Validating a Unique Slug on Update in Laravel 5
Stefan Bogdanescu
Founder & Senior Architect · 2026-06-29
Validating Unique Slugs on Update in Laravel 5: Solving the Update Paradox
As developers working with relational data, ensuring data integrity, especially uniqueness constraints, is paramount. When dealing with slugs—human-readable URLs derived from model names—we often run into a common and frustrating paradox when implementing updates: the validation system correctly identifies conflicts but fails to account for the record currently being modified.
This post dives deep into why your standard unique validation rule breaks during an update operation in Laravel 5, and provides a robust, developer-friendly solution to ensure your slugs remain unique across all records while allowing necessary modifications.
The Update Uniqueness Trap Explained
You have a model with a name (or similar) field and a slug field. Your initial validation looks like this:
public function rules()
{
return [
'name' => 'required|min:3',
'slug' => 'required|alpha_dash|unique:questions' // Problematic line
];
}
This setup works perfectly during the creation (store) process. When you create a new record, Laravel checks if the proposed slug exists in the questions table; if it doesn't, the save succeeds.
However, when you attempt an update on an existing record, the validation fails because the requested slug already exists. The issue is that the unique:questions rule, by default, checks all records in the table, including the one you are currently editing. Since the slug you are trying to change is already present on the model instance itself, the validator incorrectly throws an error, blocking the update even though the operation is logically sound (you are just changing your own record).
We need a mechanism to instruct the validator to ignore the current database row when checking for uniqueness.
The Solution: Modifying the Uniqueness Check
The fix involves modifying the unique rule within your validation rules to explicitly exclude the current model's ID from the search criteria. This is achieved by using the where clause provided by Laravel's validator.
In your controller or request class, you need access to the model instance being updated (in this case, $article).
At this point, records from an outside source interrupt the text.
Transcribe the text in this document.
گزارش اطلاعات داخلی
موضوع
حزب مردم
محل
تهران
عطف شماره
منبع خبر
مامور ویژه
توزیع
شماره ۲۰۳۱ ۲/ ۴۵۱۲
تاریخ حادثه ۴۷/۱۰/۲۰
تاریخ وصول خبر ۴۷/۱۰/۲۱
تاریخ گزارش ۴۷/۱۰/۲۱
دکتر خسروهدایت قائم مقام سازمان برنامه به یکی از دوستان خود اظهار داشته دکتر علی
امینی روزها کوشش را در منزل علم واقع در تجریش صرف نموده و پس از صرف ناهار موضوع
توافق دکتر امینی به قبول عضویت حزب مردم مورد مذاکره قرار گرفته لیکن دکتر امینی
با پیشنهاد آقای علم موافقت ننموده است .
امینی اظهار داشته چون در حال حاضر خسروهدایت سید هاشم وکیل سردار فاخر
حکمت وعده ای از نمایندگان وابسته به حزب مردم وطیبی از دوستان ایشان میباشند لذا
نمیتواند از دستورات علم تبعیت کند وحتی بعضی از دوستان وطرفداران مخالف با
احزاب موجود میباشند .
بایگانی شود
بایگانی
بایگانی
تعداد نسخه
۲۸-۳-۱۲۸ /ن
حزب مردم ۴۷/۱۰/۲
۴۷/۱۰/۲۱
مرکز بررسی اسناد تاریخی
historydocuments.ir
You can use the where method to scope the uniqueness check.
Here is how you adjust the validation:
use Illuminate\Http\Request;
class ArticleRequest extends Request
{
public function rules()
{
// Get the ID of the model being updated, assuming $this->article is available or passed contextually.
$articleId = $this->route('article') ? $this->route('article')->id : null;
return [
'name' => 'required|min:3',
'slug' => [
'required',
'alpha_dash',
// Check for uniqueness, excluding the current record's ID
'unique:articles,slug,' . $articleId
]
];
}
}
Deeper Dive into the unique Rule Syntax
The key lies in how you structure the unique rule. The general syntax is: 'unique:table,column,value_to_exclude'.
By appending the ID of the model being updated to the end of the uniqueness check (e.g., 'unique:articles,slug,15'), we tell the database query: "Find a slug in the articles table where the slug matches the new value, but only if that record's ID is not equal to 15."
This ensures that when you update an article with ID 15, the validator ignores the row with ID 15 during its uniqueness check, thus allowing the operation to proceed smoothly and correctly enforce your business logic. This pattern is a fundamental technique for handling complex data integrity constraints in Laravel applications, aligning perfectly with best practices promoted by projects like laravelcompany.com.
Conclusion
Handling unique constraints during updates is a classic challenge in CRUD development. By moving beyond the simple unique:column rule and employing the conditional searching capabilities provided by the where clause, you gain granular control over your validation logic. This approach allows you to maintain strict data integrity—preventing duplicate slugs across different records—while simultaneously granting the necessary flexibility for updating existing entries. Mastering these nuances is what separates functional code from robust, production-ready applications.